By cooking work lunches once a week at a cost of roughly $100, we are able to go on actual nice dinner and movie dates and spend quality time together. This is a stark contrast to shoving burgers and oily chips into our faces in the maccas carpark. Not to mention the health benefits of eating balanced meals on a daily basis.

By redirecting money spent on fast food and take away we’ve cut our food and drink expenses in half, all while eating healthy and going out for memorable date nights, bumping our savings rate to 57% for the month of January.

This is a direct result of tracking expenses, and even if the whole “retire early” isn’t your thing, I’d argue most people would benefit greatly just by tracking expenses.

As opposed to automatic expense trackers and apps, I prefer manually tracking our expenses for two reasons:

1. It makes each transaction more real, (27 maccas transactions over two months means a lot more when you’re manually entering each one)

2. It is more motivating. Whether you use excel or an expense tracker such as Wealth Position, seeing the net wealth numbers go up is hugely motivating when you’re manually going through each transaction.

Meal prep is a great way to cut down on total food and drink expenses, but maybe you’re already doing that and you’re still not saving a heap of money. Go through your expenses and (for most people) there are four main expense categories that can be optimised. These are Housing, Transport, Food and Lifestyle. While three of these might be self evident, Lifestyle is not. This category is made up of the things that aren’t necessities, but contribute to your chosen lifestyle. 

This includes hobbies, entertainment, social spending, subscription services, buying clothes etc. It is important to be honest with yourself and decide what is and isn’t necessary. You can’t be expected to go without any clothes, not see your friends and have no hobbies. So it's about figuring out what you value the most.

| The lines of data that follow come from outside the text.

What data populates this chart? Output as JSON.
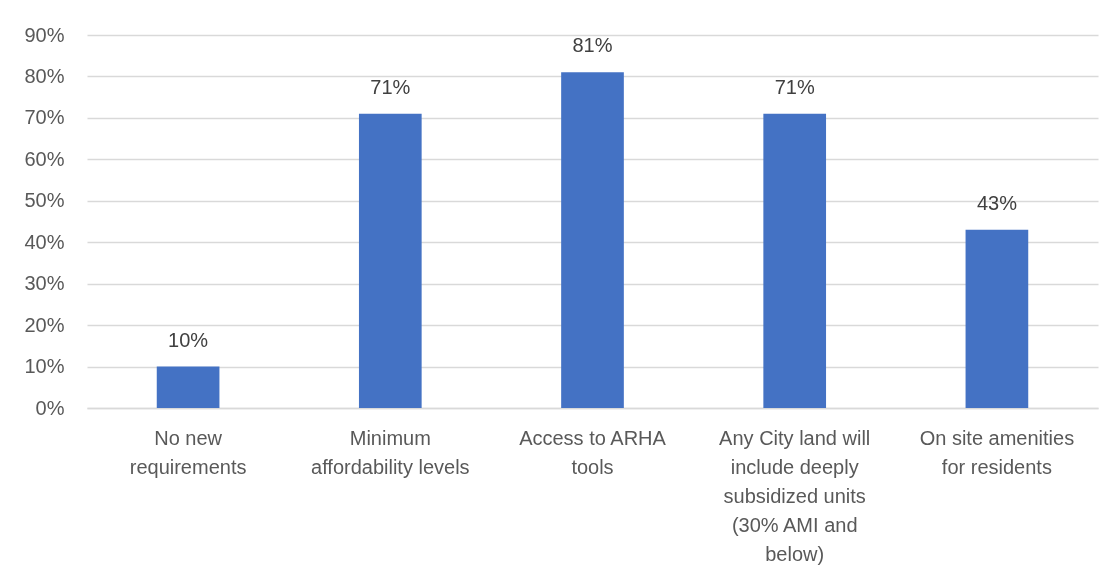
{
  "chart_data": {
    "type": "bar",
    "categories": [
      "No new requirements",
      "Minimum affordability levels",
      "Access to ARHA tools",
      "Any City land will include deeply subsidized units (30% AMI and below)",
      "On site amenities for residents"
    ],
    "values": [
      10,
      71,
      81,
      71,
      43
    ],
    "value_labels": [
      "10%",
      "71%",
      "81%",
      "71%",
      "43%"
    ],
    "color": "#4472c4",
    "ylim": [
      0,
      90
    ],
    "yticks": [
      {
        "value": 0,
        "label": "0%"
      },
      {
        "value": 10,
        "label": "10%"
      },
      {
        "value": 20,
        "label": "20%"
      },
      {
        "value": 30,
        "label": "30%"
      },
      {
        "value": 40,
        "label": "40%"
      },
      {
        "value": 50,
        "label": "50%"
      },
      {
        "value": 60,
        "label": "60%"
      },
      {
        "value": 70,
        "label": "70%"
      },
      {
        "value": 80,
        "label": "80%"
      },
      {
        "value": 90,
        "label": "90%"
      }
    ],
    "grid": "y"
  }
}
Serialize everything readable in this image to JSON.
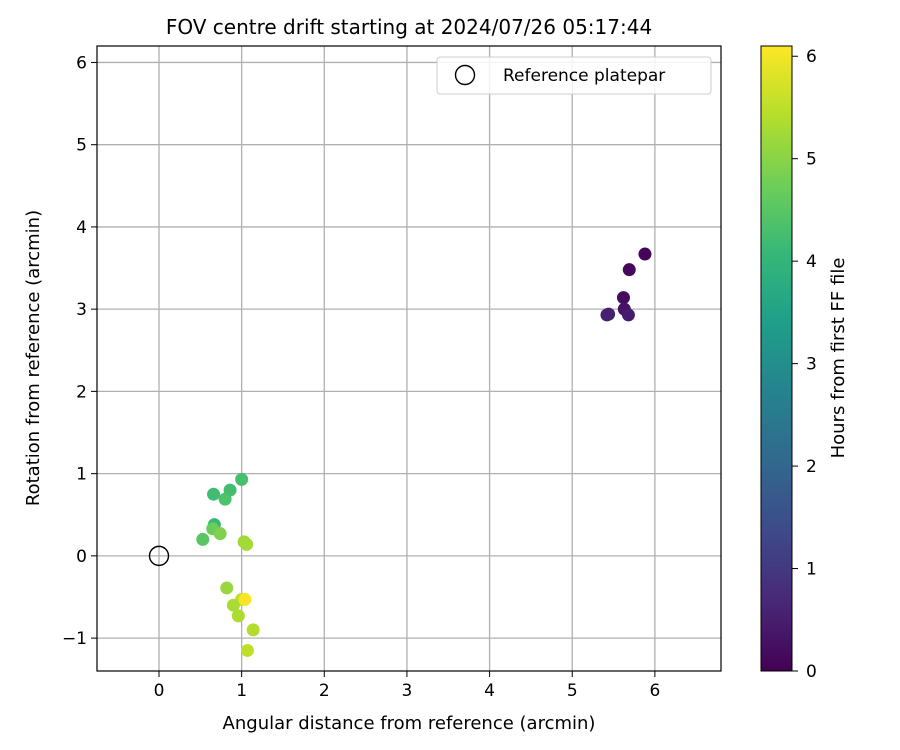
{
  "chart_data": {
    "type": "scatter",
    "title": "FOV centre drift starting at 2024/07/26 05:17:44",
    "xlabel": "Angular distance from reference (arcmin)",
    "ylabel": "Rotation from reference (arcmin)",
    "xlim": [
      -0.75,
      6.8
    ],
    "ylim": [
      -1.4,
      6.2
    ],
    "xticks": [
      0,
      1,
      2,
      3,
      4,
      5,
      6
    ],
    "yticks": [
      -1,
      0,
      1,
      2,
      3,
      4,
      5,
      6
    ],
    "ytick_labels": [
      "−1",
      "0",
      "1",
      "2",
      "3",
      "4",
      "5",
      "6"
    ],
    "grid": true,
    "legend": {
      "placement": "top-right",
      "entries": [
        "Reference platepar"
      ]
    },
    "reference_point": {
      "label": "Reference platepar",
      "x": 0,
      "y": 0,
      "marker": "open-circle",
      "color": "#000000"
    },
    "colorbar": {
      "label": "Hours from first FF file",
      "min": 0,
      "max": 6.1,
      "ticks": [
        0,
        1,
        2,
        3,
        4,
        5,
        6
      ],
      "colormap": "viridis",
      "stops": [
        "#440154",
        "#482878",
        "#3e4a89",
        "#31688e",
        "#26828e",
        "#1f9e89",
        "#35b779",
        "#6ece58",
        "#b5de2b",
        "#fde725"
      ]
    },
    "points": [
      {
        "x": 5.88,
        "y": 3.67,
        "t": 0.05
      },
      {
        "x": 5.69,
        "y": 3.48,
        "t": 0.1
      },
      {
        "x": 5.62,
        "y": 3.14,
        "t": 0.2
      },
      {
        "x": 5.63,
        "y": 3.0,
        "t": 0.3
      },
      {
        "x": 5.42,
        "y": 2.93,
        "t": 0.5
      },
      {
        "x": 5.44,
        "y": 2.94,
        "t": 0.55
      },
      {
        "x": 5.68,
        "y": 2.93,
        "t": 0.45
      },
      {
        "x": 1.0,
        "y": 0.93,
        "t": 4.3
      },
      {
        "x": 0.86,
        "y": 0.8,
        "t": 4.25
      },
      {
        "x": 0.66,
        "y": 0.75,
        "t": 4.2
      },
      {
        "x": 0.8,
        "y": 0.69,
        "t": 4.35
      },
      {
        "x": 0.67,
        "y": 0.38,
        "t": 4.1
      },
      {
        "x": 0.53,
        "y": 0.2,
        "t": 4.5
      },
      {
        "x": 0.65,
        "y": 0.33,
        "t": 4.7
      },
      {
        "x": 0.74,
        "y": 0.27,
        "t": 4.9
      },
      {
        "x": 1.03,
        "y": 0.17,
        "t": 5.2
      },
      {
        "x": 1.06,
        "y": 0.14,
        "t": 5.25
      },
      {
        "x": 0.82,
        "y": -0.39,
        "t": 5.15
      },
      {
        "x": 1.0,
        "y": -0.53,
        "t": 5.45
      },
      {
        "x": 0.9,
        "y": -0.6,
        "t": 5.3
      },
      {
        "x": 0.96,
        "y": -0.73,
        "t": 5.35
      },
      {
        "x": 1.14,
        "y": -0.9,
        "t": 5.4
      },
      {
        "x": 1.07,
        "y": -1.15,
        "t": 5.5
      },
      {
        "x": 1.04,
        "y": -0.53,
        "t": 6.05
      }
    ]
  }
}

If you’re willing to be creative and sacrifice things that are less important in order to invest in those that are most important you will find money you already have, and enjoy a greater sense of meaning and purpose.

To summarise, savings rate is more important than total income. Increasing your savings rate doesn’t mean cutting down on the things you love, in fact it can mean the exact opposite. By tracking your expenses, you can find areas where your money is going toward things you don’t give a shit about and redirect it to your interests, passions and hobbies, all while saving money.